Bioprostheses were implanted in 31 patients (18.6%), homograft in 27 (16.2%) and mechanical valves in 109 (65.2%). Patients with bioprothesis had a higher 5-year mortality risk than patients with mechanical prosthesis (adjusted hazard ratio (HR) 2.39, 95% confidence interval (95% CI), 1.09-5.21; p=0.029), particularly in patients < or =65 years old (adjusted HR 4.14 (1.27-13.45), p=0.018) but not in patients >65 years old (adjusted HR: 1.45 (0.35-5.97), p=0.60). Five-year mortality risk did not differ between patients with homografts and those with mechanical prostheses (HR 0.46, 95% CI (0.15-1.42), p=0.18).
A bioprosthetic valve used for aortic valve IE replacement may be associated with lower overall 5-year survival than the use of a mechanical valve in patients up to 65 years old. Further studies are needed to explain these results.
在急性主动脉瓣感染性心内膜炎(IE)的外科治疗中,瓣膜置换的选择对长期预后的影响尚不确定。我们旨在比较使用三种植入瓣膜(生物瓣、机械瓣和同种瓣)对 5 年死亡率的影响。
从一项前瞻性观察性基于人群的研究中选择了 167 例明确的主动脉瓣 IE 患者,行主动脉瓣置换术。使用调整后的 Cox 模型检验植入瓣膜类型与 5 年死亡率之间的关系。
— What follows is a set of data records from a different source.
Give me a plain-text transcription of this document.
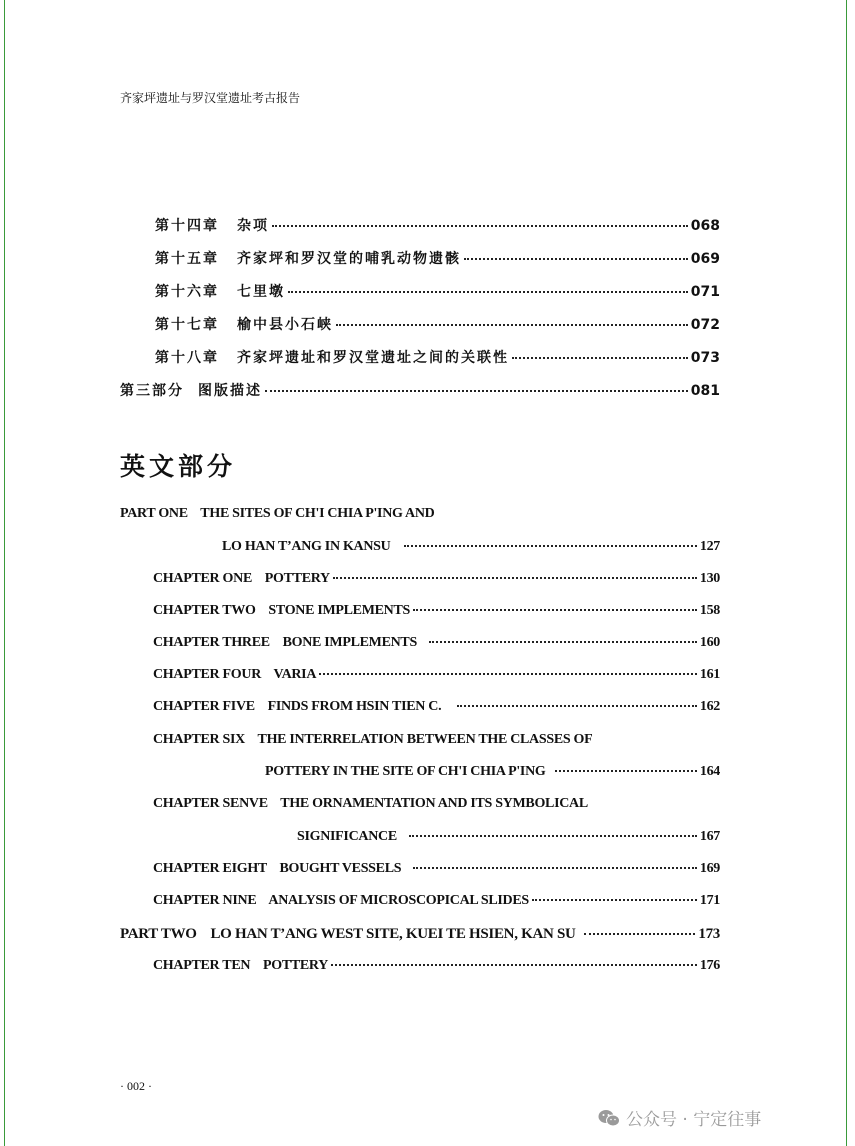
齐家坪遗址与罗汉堂遗址考古报告
第十四章 杂项	068
第十五章 齐家坪和罗汉堂的哺乳动物遗骸	069
第十六章 七里墩	071
第十七章 榆中县小石峡	072
第十八章 齐家坪遗址和罗汉堂遗址之间的关联性	073
第三部分 图版描述	081
英文部分
PART ONE    THE SITES OF CH'I CHIA P'ING AND
LO HAN T’ANG IN KANSU	127
CHAPTER ONE    POTTERY	130
CHAPTER TWO    STONE IMPLEMENTS	158
CHAPTER THREE    BONE IMPLEMENTS	160
CHAPTER FOUR    VARIA	161
CHAPTER FIVE    FINDS FROM HSIN TIEN C.	162
CHAPTER SIX    THE INTERRELATION BETWEEN THE CLASSES OF
POTTERY IN THE SITE OF CH'I CHIA P'ING	164
CHAPTER SENVE    THE ORNAMENTATION AND ITS SYMBOLICAL
SIGNIFICANCE	167
CHAPTER EIGHT    BOUGHT VESSELS	169
CHAPTER NINE    ANALYSIS OF MICROSCOPICAL SLIDES	171
PART TWO    LO HAN T’ANG WEST SITE, KUEI TE HSIEN, KAN SU	173
CHAPTER TEN    POTTERY	176
· 002 ·
公众号 · 宁定往事
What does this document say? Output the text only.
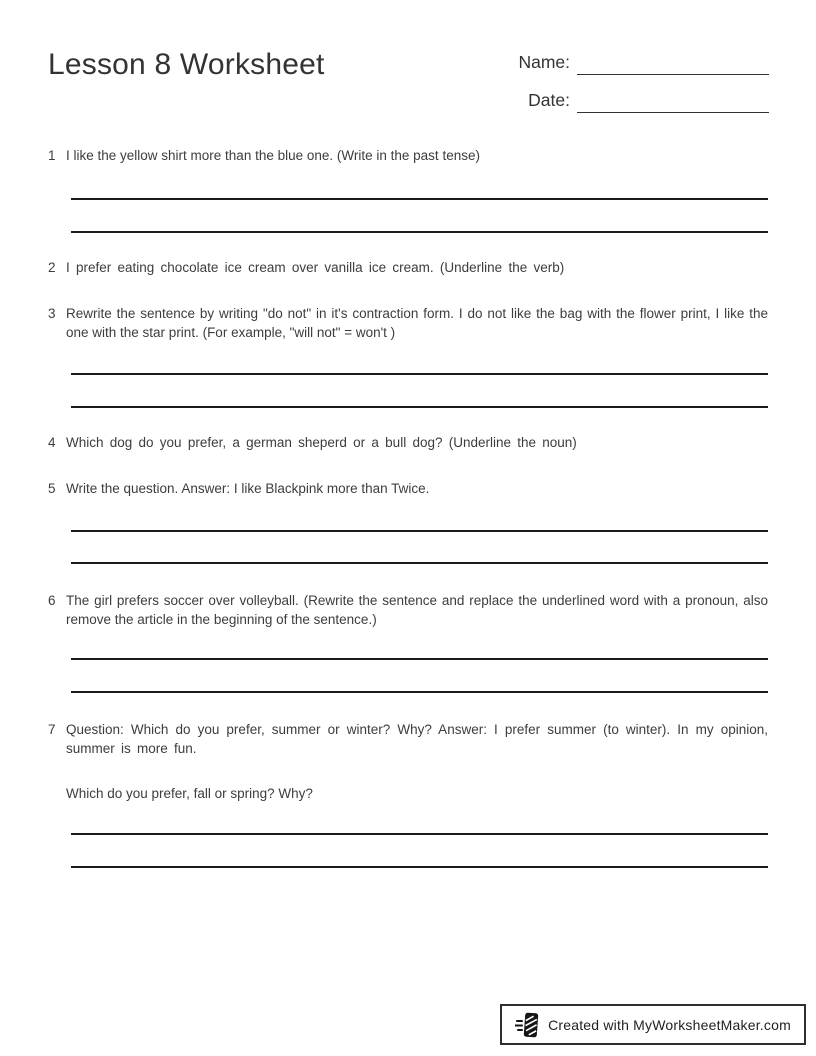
Lesson 8 Worksheet	Name:
Date:
1 I like the yellow shirt more than the blue one. (Write in the past tense)
2 I prefer eating chocolate ice cream over vanilla ice cream. (Underline the verb)
3 Rewrite the sentence by writing "do not" in it's contraction form. I do not like the bag with the flower print, I like the one with the star print. (For example, "will not" = won't )
4 Which dog do you prefer, a german sheperd or a bull dog? (Underline the noun)
5 Write the question. Answer: I like Blackpink more than Twice.
6 The girl prefers soccer over volleyball. (Rewrite the sentence and replace the underlined word with a pronoun, also remove the article in the beginning of the sentence.)
7 Question: Which do you prefer, summer or winter? Why? Answer: I prefer summer (to winter). In my opinion, summer is more fun.
Which do you prefer, fall or spring? Why?
Created with MyWorksheetMaker.com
31 例(18.6%)植入生物瓣,27 例(16.2%)植入同种瓣,109 例(65.2%)植入机械瓣。生物瓣组患者 5 年死亡率高于机械瓣组(调整后的危险比(HR)2.39,95%置信区间(95%CI),1.09-5.21;p=0.029),特别是<或=65 岁的患者(调整后的 HR 4.14(1.27-13.45),p=0.018),但>65 岁的患者则不然(调整后的 HR:1.45(0.35-5.97),p=0.60)。同种瓣组与机械瓣组患者 5 年死亡率无差异(HR 0.46,95%CI(0.15-1.42),p=0.18)。
在<或=65 岁的患者中,与使用机械瓣相比,生物瓣置换主动脉瓣 IE 可能与整体 5 年生存率降低相关。需要进一步研究来解释这些结果。